Intel Customizing Granite Rapids Server Chips for Nvidia GPUs

By Agam Shah

September 25, 2024

Intel is now customizing its latest Xeon 6 server chips for use with Nvidia’s GPUs that dominate the AI landscape. The chipmaker’s new Xeon 6 chips, also called Granite Rapids, have been customized and validated specifically for server boxes with Nvidia’s latest and upcoming GPUs.

“Nvidia is the leader on the GPU side…so we’re partnering closely with them to make sure that people deploying MGX or HGX-based systems, we have a full suite of CPUs that have been qualified together with Nvidia for those systems,” said Ronak Singhal, senior fellow at Intel.

Amid financial struggles, Intel is repositioning its business around x86 CPUs. One way to sell more Granite Rapids chips is to follow the coattails of Nvidia’s red-hot GPUs.

“This is really just the beginning of some of the collaboration we’re doing with Nvidia over the course of the next year. You’ll see more from us as we talk about ways that we’ve optimized some of these SKUs very specifically for this use case,” Singhal said.

It’s a shocking reversal of roles. There was a time when Intel’s server chips ruled the roost while Nvidia’s GPUs relied heavily on CPU sales. Intel is now playing second fiddle to Nvidia.

Intel Xeon 6 is the new name for Granite Rapids (P-cores) and Sierra Forest (E-cores) processors

Role of Xeon 6 with GPUs

Intel’s beefier Xeon 6 6900P chips, announced this week, have up to 128 cores, double that of its previous generation Emerald Rapids and Sapphire Rapids chips.

The Granite Rapids chips are based on chiplets, which allows Intel to mix and match computing capabilities based on customer requirements. The CPU is important for preprocessing and “making sure that you’re not bottlenecking the GPU,” Singhal said.

With its survival at stake, Intel has shown a lot more flexibility in customizing server chips. It recently announced it would customize Xeon 6 chips for Amazon Web Services and hinted at customizing chips for Google Cloud.

A majority of CPUs in data centers are based on Xeon, giving it an early advantage. Enterprise workloads are also based on x86 architecture.

Intel offers an alternative to Nvidia’s proprietary server system, which includes its Grace CPUs, GPUs, and networking infrastructure.

Granite Rapids can be a host CPU for customers who want to build their own Nvidia infrastructure.

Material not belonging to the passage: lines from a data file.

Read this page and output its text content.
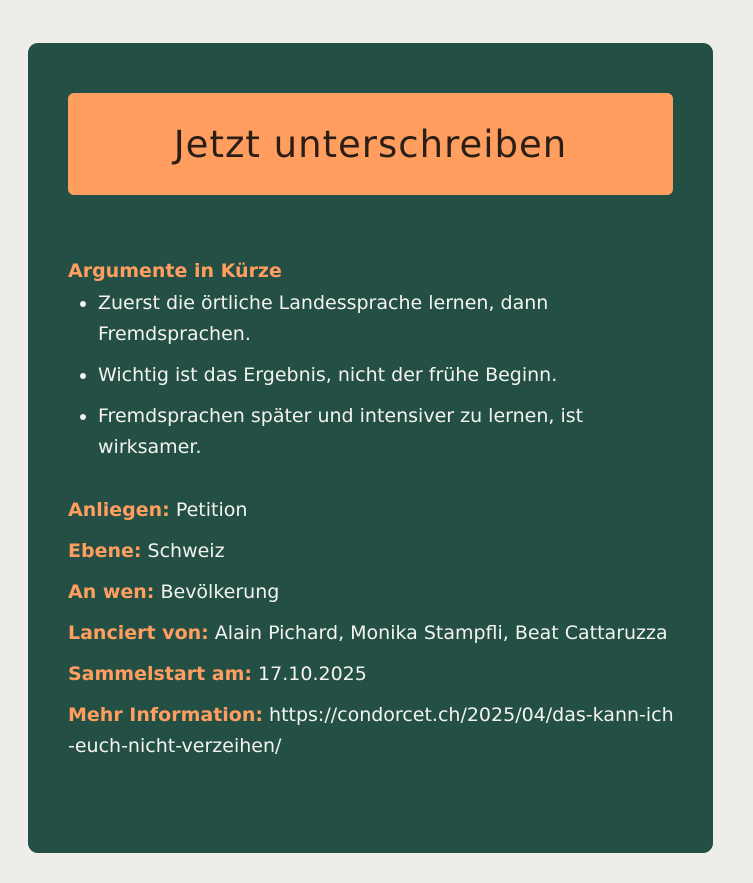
Jetzt unterschreiben
Argumente in Kürze
Zuerst die örtliche Landessprache lernen, dann Fremdsprachen.
Wichtig ist das Ergebnis, nicht der frühe Beginn.
Fremdsprachen später und intensiver zu lernen, ist wirksamer.
Anliegen: Petition
Ebene: Schweiz
An wen: Bevölkerung
Lanciert von: Alain Pichard, Monika Stampfli, Beat Cattaruzza
Sammelstart am: 17.10.2025
Mehr Information: https://condorcet.ch/2025/04/das-kann-ich-euch-nicht-verzeihen/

Customers can select their own multi-way boxes with Nvidia GPUs, memory, or I/O.

Granite Rapids – Not the Server Savior

Until earlier this year, Intel projected that Granite Rapids would give it momentum in servers, but that’s not the case.

The stronger server cycle didn’t materialize, and the “AI build” market is depressing the market.

“Where we still haven’t completely gotten the business to a good place is on the data center side of CPU,” said Intel chief financial officer Dave Zinsner this month during an interview at Citi Global’s analyst day.

Intel’s position on CPUs is stronger than on GPUs – and the successor to Granite Rapids, called Diamond Rapids, could put Intel on top, Zinsner said.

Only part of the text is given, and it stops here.